Meg took the smoker. She held it. The brass was cool -- no fire inside, no smoke, the smoker dormant, the tool waiting for the next hand that would light it and pump the bellows and send the smoke into a hive, the next hand being Meg's hand, the hand that had first held this smoker at age eight and that would hold it for the next twenty-two years and counting, the hand that would light this smoker in the home apiary and the Morrison apiary and the Johansson apiary and the Kowalski apiary and the Williams apiary and every other apiary where Meg would place hives and tend bees and practice the craft that her grandmother had given her, the craft that had passed through women's hands like the queen's pheromone passed through the colony, hand to hand, body to body, the knowledge transferred by contact, by proximity, by the physical fact of one person standing beside another person and doing the thing and the other person watching and learning and doing and the doing becoming the knowing and the knowing becoming the self.
Ruth died in 2009. She died in the farmhouse, in the bedroom she had slept in for sixty years, in the bed where she had slept beside her husband until his death in 1997 and alone after, the alone of a farm woman whose husband had died and whose bees had been sold and whose hands could not hold the things they had held and whose life had contracted to the house and the kitchen and the chair by the window where she sat in the mornings and looked at the slope behind the barn where the hives had been and where the compressed grass rectangles had long since grown over and the evidence of the absent was gone.
Meg was at the funeral.
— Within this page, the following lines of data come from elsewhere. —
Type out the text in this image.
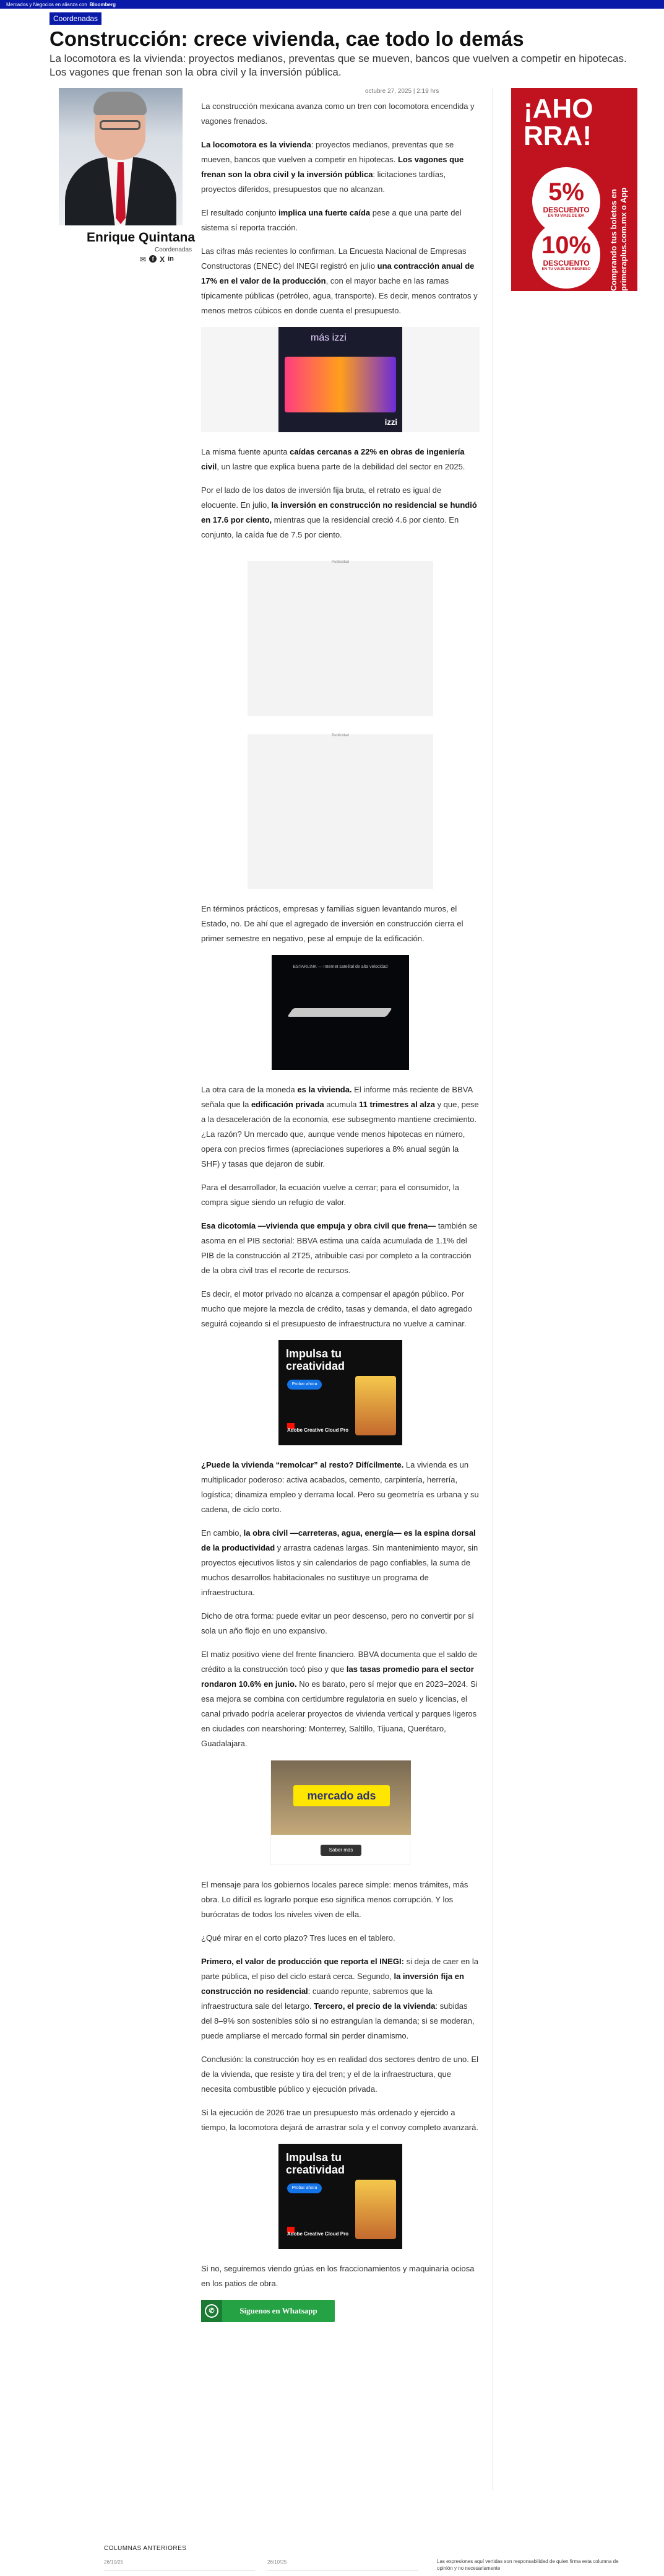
Mercados y Negocios en alianza con Bloomberg
Coordenadas
Construcción: crece vivienda, cae todo lo demás

La locomotora es la vivienda: proyectos medianos, preventas que se mueven, bancos que vuelven a competir en hipotecas. Los vagones que frenan son la obra civil y la inversión pública.

Enrique Quintana
Coordenadas
✉	f X in
octubre 27, 2025 | 2:19 hrs
¡AHO RRA!
5%
DESCUENTO
EN TU VIAJE DE IDA
10%
DESCUENTO
EN TU VIAJE DE REGRESO	Comprando tus boletos en primeraplus.com.mx o App

La construcción mexicana avanza como un tren con locomotora encendida y vagones frenados.

La locomotora es la vivienda: proyectos medianos, preventas que se mueven, bancos que vuelven a competir en hipotecas. Los vagones que frenan son la obra civil y la inversión pública: licitaciones tardías, proyectos diferidos, presupuestos que no alcanzan.

El resultado conjunto implica una fuerte caída pese a que una parte del sistema sí reporta tracción.

Las cifras más recientes lo confirman. La Encuesta Nacional de Empresas Constructoras (ENEC) del INEGI registró en julio una contracción anual de 17% en el valor de la producción, con el mayor bache en las ramas típicamente públicas (petróleo, agua, transporte). Es decir, menos contratos y menos metros cúbicos en donde cuenta el presupuesto.

más izzi
izzi

La misma fuente apunta caídas cercanas a 22% en obras de ingeniería civil, un lastre que explica buena parte de la debilidad del sector en 2025.

Por el lado de los datos de inversión fija bruta, el retrato es igual de elocuente. En julio, la inversión en construcción no residencial se hundió en 17.6 por ciento, mientras que la residencial creció 4.6 por ciento. En conjunto, la caída fue de 7.5 por ciento.

Publicidad
Publicidad

En términos prácticos, empresas y familias siguen levantando muros, el Estado, no. De ahí que el agregado de inversión en construcción cierra el primer semestre en negativo, pese al empuje de la edificación.

ESTARLINK — Internet satelital de alta velocidad

La otra cara de la moneda es la vivienda. El informe más reciente de BBVA señala que la edificación privada acumula 11 trimestres al alza y que, pese a la desaceleración de la economía, ese subsegmento mantiene crecimiento. ¿La razón? Un mercado que, aunque vende menos hipotecas en número, opera con precios firmes (apreciaciones superiores a 8% anual según la SHF) y tasas que dejaron de subir.

Para el desarrollador, la ecuación vuelve a cerrar; para el consumidor, la compra sigue siendo un refugio de valor.

Esa dicotomía —vivienda que empuja y obra civil que frena— también se asoma en el PIB sectorial: BBVA estima una caída acumulada de 1.1% del PIB de la construcción al 2T25, atribuible casi por completo a la contracción de la obra civil tras el recorte de recursos.

Es decir, el motor privado no alcanza a compensar el apagón público. Por mucho que mejore la mezcla de crédito, tasas y demanda, el dato agregado seguirá cojeando si el presupuesto de infraestructura no vuelve a caminar.

Impulsa tu creatividad
Probar ahora
Adobe Creative Cloud Pro

¿Puede la vivienda “remolcar” al resto? Difícilmente. La vivienda es un multiplicador poderoso: activa acabados, cemento, carpintería, herrería, logística; dinamiza empleo y derrama local. Pero su geometría es urbana y su cadena, de ciclo corto.

En cambio, la obra civil —carreteras, agua, energía— es la espina dorsal de la productividad y arrastra cadenas largas. Sin mantenimiento mayor, sin proyectos ejecutivos listos y sin calendarios de pago confiables, la suma de muchos desarrollos habitacionales no sustituye un programa de infraestructura.

Dicho de otra forma: puede evitar un peor descenso, pero no convertir por sí sola un año flojo en uno expansivo.

El matiz positivo viene del frente financiero. BBVA documenta que el saldo de crédito a la construcción tocó piso y que las tasas promedio para el sector rondaron 10.6% en junio. No es barato, pero sí mejor que en 2023–2024. Si esa mejora se combina con certidumbre regulatoria en suelo y licencias, el canal privado podría acelerar proyectos de vivienda vertical y parques ligeros en ciudades con nearshoring: Monterrey, Saltillo, Tijuana, Querétaro, Guadalajara.

mercado ads
Saber más

El mensaje para los gobiernos locales parece simple: menos trámites, más obra. Lo difícil es lograrlo porque eso significa menos corrupción. Y los burócratas de todos los niveles viven de ella.

¿Qué mirar en el corto plazo? Tres luces en el tablero.

Primero, el valor de producción que reporta el INEGI: si deja de caer en la parte pública, el piso del ciclo estará cerca. Segundo, la inversión fija en construcción no residencial: cuando repunte, sabremos que la infraestructura sale del letargo. Tercero, el precio de la vivienda: subidas del 8–9% son sostenibles sólo si no estrangulan la demanda; si se moderan, puede ampliarse el mercado formal sin perder dinamismo.

Conclusión: la construcción hoy es en realidad dos sectores dentro de uno. El de la vivienda, que resiste y tira del tren; y el de la infraestructura, que necesita combustible público y ejecución privada.

Si la ejecución de 2026 trae un presupuesto más ordenado y ejercido a tiempo, la locomotora dejará de arrastrar sola y el convoy completo avanzará.

Impulsa tu creatividad
Probar ahora
Adobe Creative Cloud Pro

Si no, seguiremos viendo grúas en los fraccionamientos y maquinaria ociosa en los patios de obra.

✆	Síguenos en Whatsapp
COLUMNAS ANTERIORES
26/10/25	26/10/25	Las expresiones aquí vertidas son responsabilidad de quien firma esta columna de opinión y no necesariamente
Meg stood in the cemetery in Dallas, Oregon, in November rain, and she did not cry, because Ruth would not have cried, because crying was not what the Hollis women did, and the not-crying was Ruth's inheritance as much as the smoker was, the inheritance of the exoskeleton, the hard exterior that bore the load and did not show the weight, and Meg carried both inheritances, the smoker and the not-crying, the tool and the stoicism, the thing that let you approach and the thing that kept you from being approached, and the two inheritances were the two halves of the practice, the openness to the bees and the closedness to the world, and Meg carried them both and would carry them both and the carrying was the practice and the practice was the life.
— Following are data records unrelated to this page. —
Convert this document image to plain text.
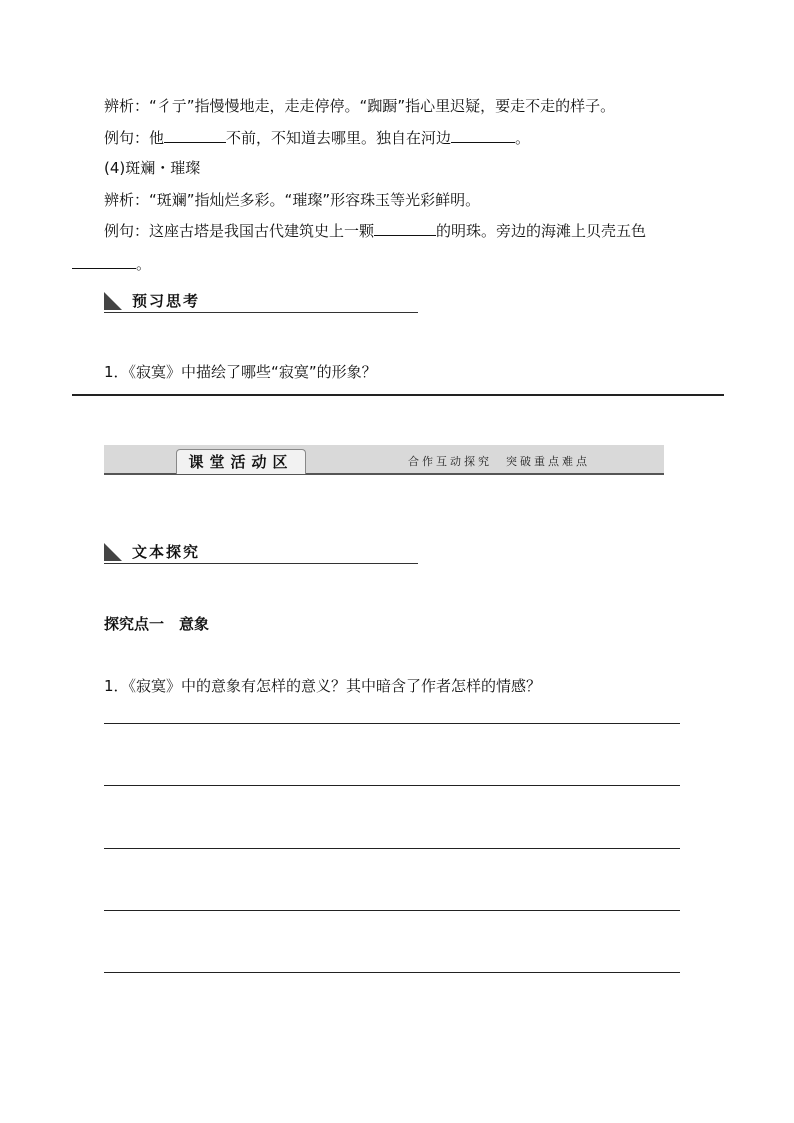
辨析：“彳亍”指慢慢地走，走走停停。“踟蹰”指心里迟疑，要走不走的样子。
例句：他	不前，不知道去哪里。独自在河边	。
(4)斑斓・璀璨
辨析：“斑斓”指灿烂多彩。“璀璨”形容珠玉等光彩鲜明。
例句：这座古塔是我国古代建筑史上一颗	的明珠。旁边的海滩上贝壳五色
。
预习思考
1．《寂寞》中描绘了哪些“寂寞”的形象？
课堂活动区	合作互动探究　突破重点难点
文本探究
探究点一　意象
1．《寂寞》中的意象有怎样的意义？其中暗含了作者怎样的情感？
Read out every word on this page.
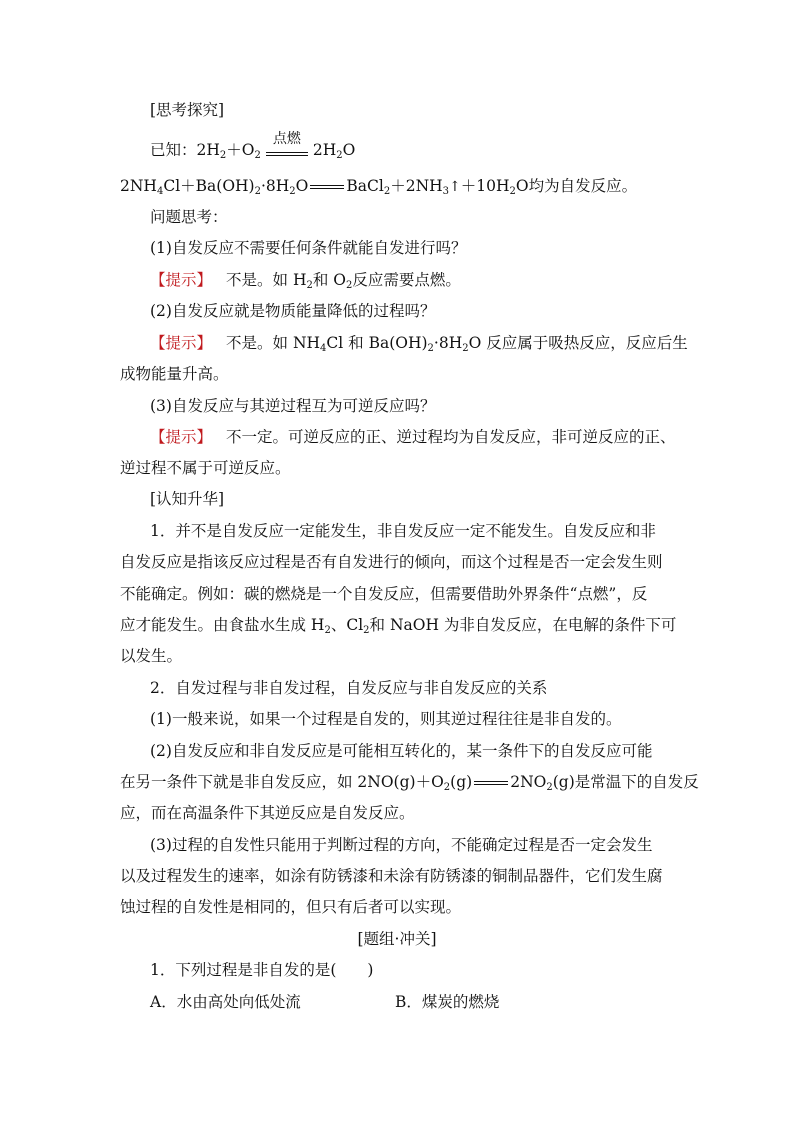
[思考探究]
已知：$2H_2+O_2$
点燃
$2H_2O$
$2NH_4Cl+Ba(OH)_2\cdot 8H_2O$ $BaCl_2+2NH_3↑+10H_2O$均为自发反应。
问题思考：
(1)自发反应不需要任何条件就能自发进行吗？
【提示】 不是。如 $H_2$和 $O_2$反应需要点燃。
(2)自发反应就是物质能量降低的过程吗？
【提示】 不是。如 $NH_4Cl$ 和 $Ba(OH)_2\cdot 8H_2O$ 反应属于吸热反应，反应后生
成物能量升高。
(3)自发反应与其逆过程互为可逆反应吗？
【提示】 不一定。可逆反应的正、逆过程均为自发反应，非可逆反应的正、
逆过程不属于可逆反应。
[认知升华]
1．并不是自发反应一定能发生，非自发反应一定不能发生。自发反应和非
自发反应是指该反应过程是否有自发进行的倾向，而这个过程是否一定会发生则
不能确定。例如：碳的燃烧是一个自发反应，但需要借助外界条件“点燃”，反
应才能发生。由食盐水生成 $H_2$、$Cl_2$和 NaOH 为非自发反应，在电解的条件下可
以发生。
2．自发过程与非自发过程，自发反应与非自发反应的关系
(1)一般来说，如果一个过程是自发的，则其逆过程往往是非自发的。
(2)自发反应和非自发反应是可能相互转化的，某一条件下的自发反应可能
在另一条件下就是非自发反应，如 $2NO(g)+O_2(g)$ $2NO_2(g)$是常温下的自发反
应，而在高温条件下其逆反应是自发反应。
(3)过程的自发性只能用于判断过程的方向，不能确定过程是否一定会发生
以及过程发生的速率，如涂有防锈漆和未涂有防锈漆的铜制品器件，它们发生腐
蚀过程的自发性是相同的，但只有后者可以实现。
[题组·冲关]
1．下列过程是非自发的是(　　)
A．水由高处向低处流	B．煤炭的燃烧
The smoker sits on the shelf in the bee shed. Meg takes it down in February and lights it with pine needles and newspaper and pumps the bellows and the smoke rises and she approaches. She approaches the way Ruth approached, slowly, deliberately, with the tool of approach in one hand and the hive tool in the other, the two tools that Ruth had used and that Ruth's mother had used, the tools that were the beekeeper's hands extended, the hands reaching into the hive through the mediation of smoke and steel, the hands doing what hands had done in this family for four generations, the opening of the box, the looking inside, the finding of the queen, the saying of the words: there she is.
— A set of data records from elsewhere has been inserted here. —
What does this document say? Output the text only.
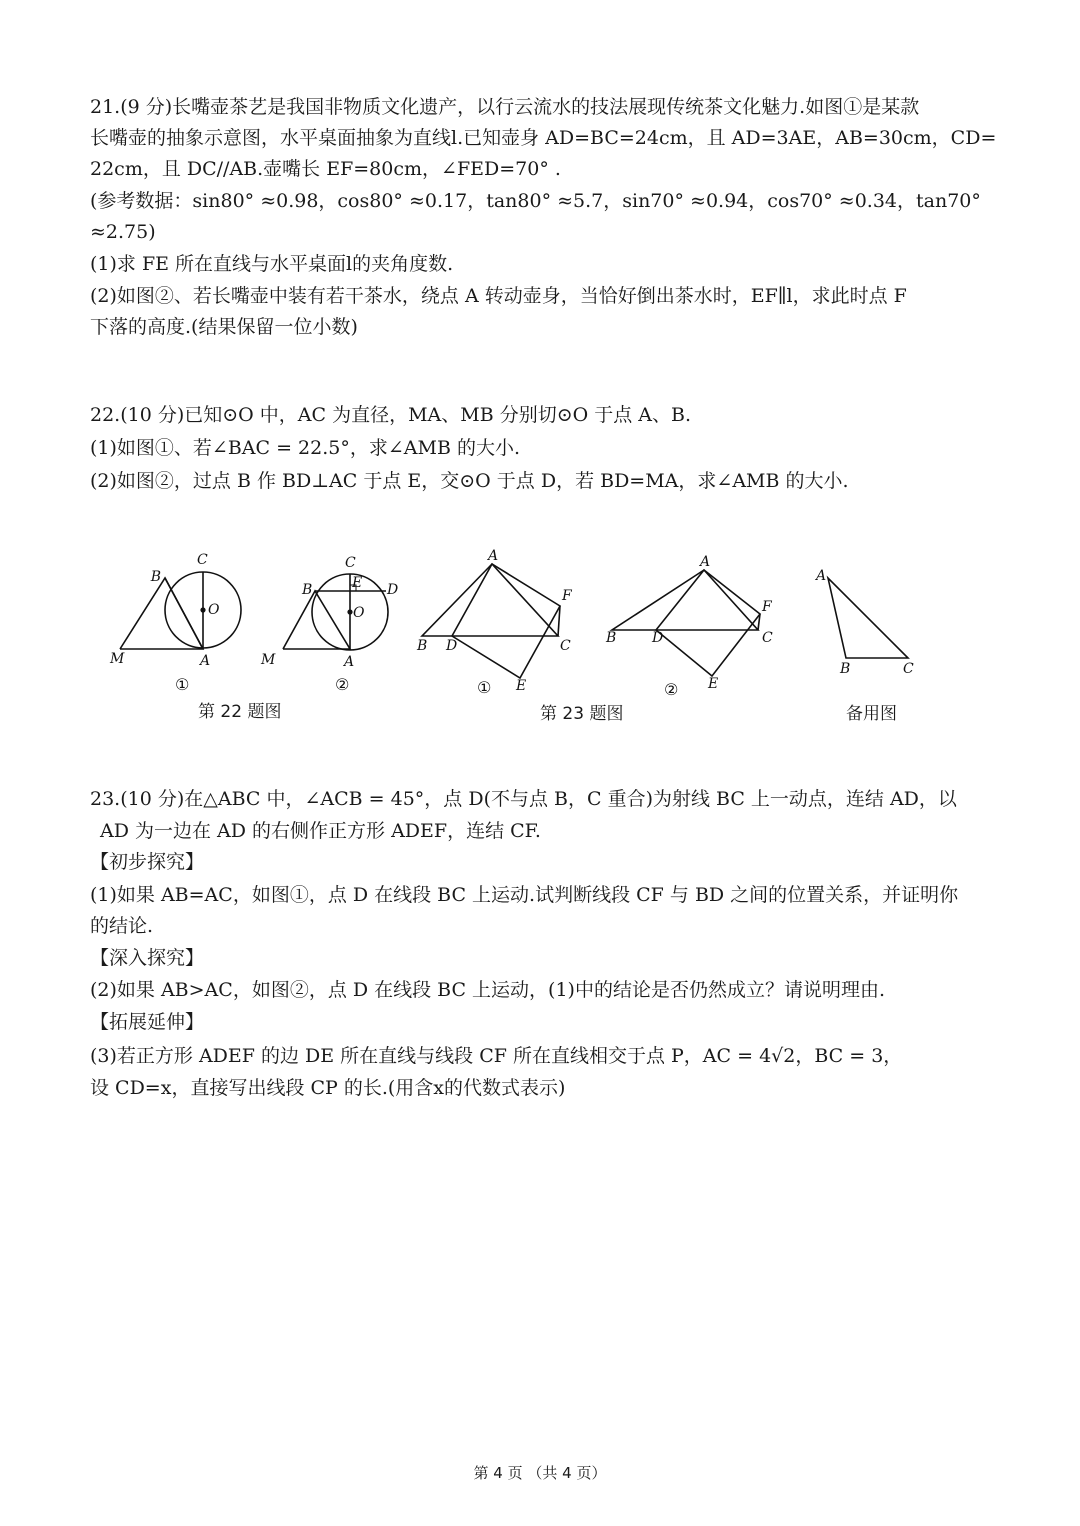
21.(9 分)长嘴壶茶艺是我国非物质文化遗产，以行云流水的技法展现传统茶文化魅力.如图①是某款

长嘴壶的抽象示意图，水平桌面抽象为直线l.已知壶身 AD=BC=24cm，且 AD=3AE，AB=30cm，CD=

22cm，且 DC//AB.壶嘴长 EF=80cm，∠FED=70° .

(参考数据：sin80° ≈0.98，cos80° ≈0.17，tan80° ≈5.7，sin70° ≈0.94，cos70° ≈0.34，tan70°

≈2.75)

(1)求 FE 所在直线与水平桌面l的夹角度数.

(2)如图②、若长嘴壶中装有若干茶水，绕点 A 转动壶身，当恰好倒出茶水时，EF∥l，求此时点 F

下落的高度.(结果保留一位小数)

22.(10 分)已知⊙O 中，AC 为直径，MA、MB 分别切⊙O 于点 A、B.

(1)如图①、若∠BAC = 22.5°，求∠AMB 的大小.

(2)如图②，过点 B 作 BD⊥AC 于点 E，交⊙O 于点 D，若 BD=MA，求∠AMB 的大小.

B
C
O
M	A
①
C
B	E D
O
M	A
②
A
F
B D	C
E
①
A
F
B	D	C
E
②
A
B	C
第 22 题图	第 23 题图	备用图

23.(10 分)在△ABC 中，∠ACB = 45°，点 D(不与点 B，C 重合)为射线 BC 上一动点，连结 AD，以

AD 为一边在 AD 的右侧作正方形 ADEF，连结 CF.

【初步探究】

(1)如果 AB=AC，如图①，点 D 在线段 BC 上运动.试判断线段 CF 与 BD 之间的位置关系，并证明你

的结论.

【深入探究】

(2)如果 AB>AC，如图②，点 D 在线段 BC 上运动，(1)中的结论是否仍然成立？请说明理由.

【拓展延伸】

(3)若正方形 ADEF 的边 DE 所在直线与线段 CF 所在直线相交于点 P，AC = 4√2，BC = 3，

设 CD=x，直接写出线段 CP 的长.(用含x的代数式表示)

第 4 页 （共 4 页）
The smoker is brass. The smoker is patched. The smoker smells of a thousand fires. And the smoker is Ruth's, and is Meg's, and will be the next person's, whoever the next person is, the person whose hands will hold it after Meg's hands can no longer hold it, and the holding will be the inheritance, and the inheritance will be the craft, and the craft will be the thing that the women pass to each other, hand to hand, the pheromone of practice, the signal that says: the queen is here, the queen is present, the colony continues.